CODIT: Code Editing with Tree-Based Neural Models

S. Chakraborty, M. Allamanis, B. Ray. TSE 2020

[pdf] [IEEE] [ArXiV]  

The way developers edit day-to-day code tends to be repetitive, often using existing code elements. Many researchers have tried to automate repetitive code changes by learning from specific change templates which are applied to limited scope. The advancement of deep neural networks and the availability of vast open-source evolutionary data opens up the possibility of automatically learning those templates from the wild. However, deep neural network based modeling for code changes and code in general introduces some specific problems that needs specific attention from research community.

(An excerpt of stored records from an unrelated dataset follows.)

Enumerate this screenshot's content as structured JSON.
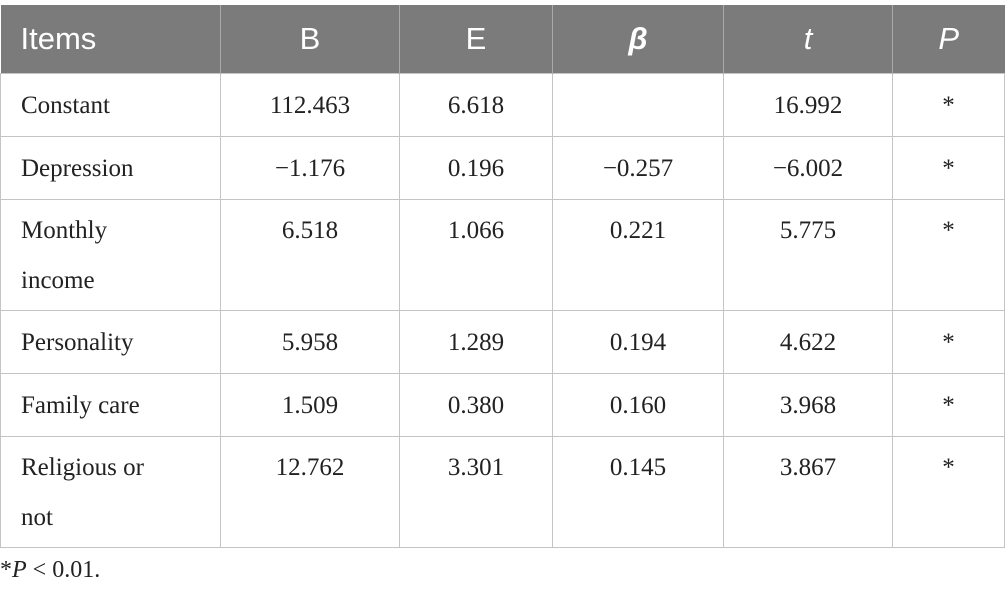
{
  "table": {
    "headers": [
      "Items",
      "B",
      "E",
      "β",
      "t",
      "P"
    ],
    "rows": [
      {
        "item": "Constant",
        "b": "112.463",
        "e": "6.618",
        "beta": "",
        "t": "16.992",
        "p": "*"
      },
      {
        "item": "Depression",
        "b": "−1.176",
        "e": "0.196",
        "beta": "−0.257",
        "t": "−6.002",
        "p": "*"
      },
      {
        "item_line1": "Monthly",
        "item_line2": "income",
        "b": "6.518",
        "e": "1.066",
        "beta": "0.221",
        "t": "5.775",
        "p": "*"
      },
      {
        "item": "Personality",
        "b": "5.958",
        "e": "1.289",
        "beta": "0.194",
        "t": "4.622",
        "p": "*"
      },
      {
        "item": "Family care",
        "b": "1.509",
        "e": "0.380",
        "beta": "0.160",
        "t": "3.968",
        "p": "*"
      },
      {
        "item_line1": "Religious or",
        "item_line2": "not",
        "b": "12.762",
        "e": "3.301",
        "beta": "0.145",
        "t": "3.867",
        "p": "*"
      }
    ]
  },
  "footnote": {
    "star": "*",
    "p_symbol": "P",
    "rest": " < 0.01."
  },
  "colors": {
    "header_bg": "#7b7b7b",
    "header_text": "#ffffff",
    "grid": "#c4c4c4",
    "text": "#222222"
  }
}
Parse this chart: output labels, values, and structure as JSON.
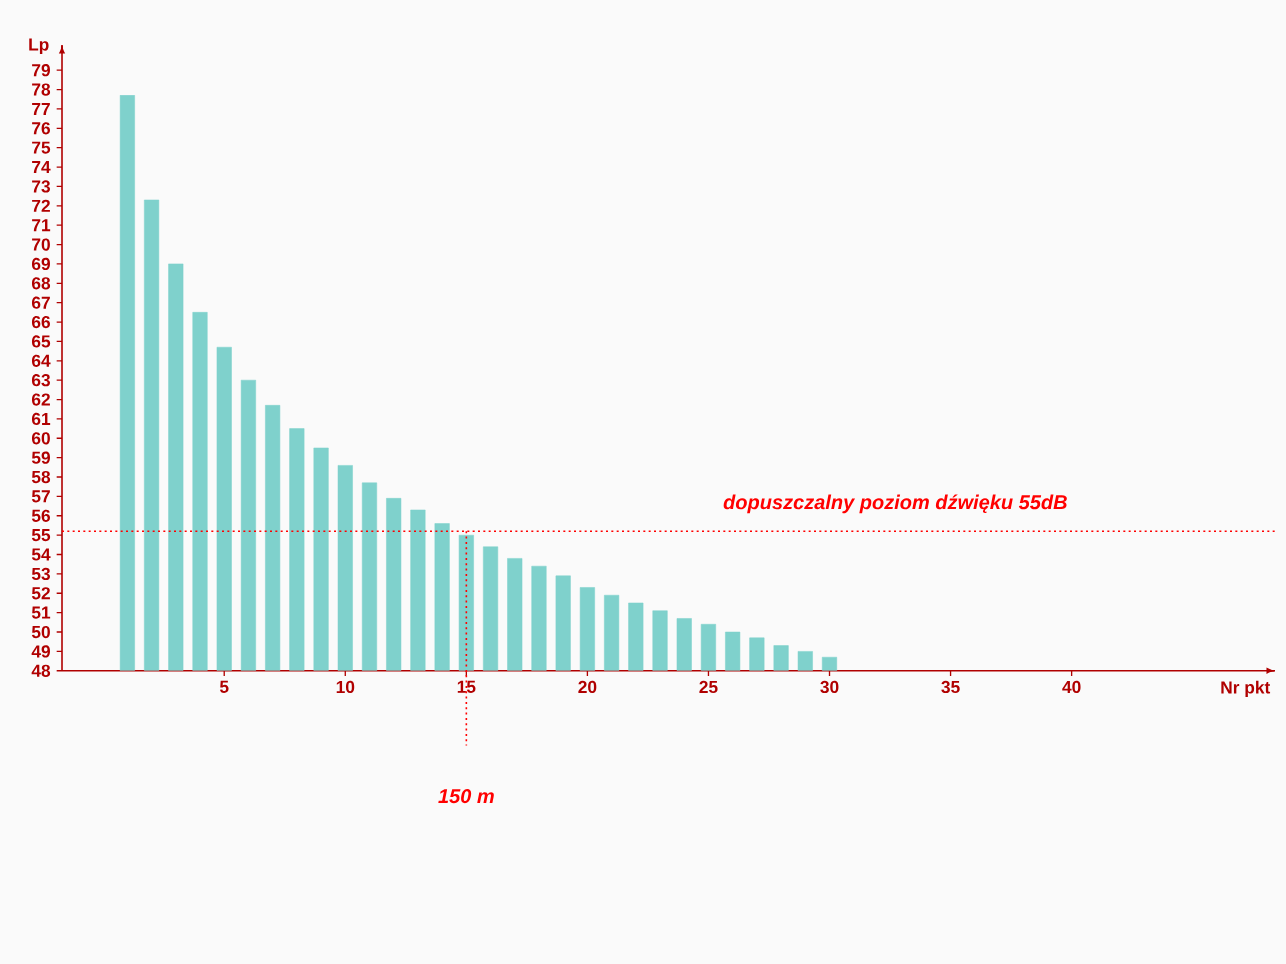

For instance, compared to natural language, source code vocabulary can be significantly larger. Further, good changes in code do not break its syntactic structure. Thus, deploying state-of-the-art neural network models without adapting the methods to the source code domain yields sub-optimal results. To this end, we propose a novel tree-based neural network system to model source code changes and learn code change patterns from the wild. Specifically, we propose a tree-based neural machine translation model to learn the probability distribution of changes in code. We realize our model with a change suggestion engine, CODIT, and train the model with more than 30k real-world changes and evaluate it on 6k patches. Our evaluation shows the effectiveness of CODIT in learning and suggesting patches. CODIT can also learn specific bug fix pattern from bug fixing patches and can fix 27 bugs out of 75 one line bugs in Defects4J.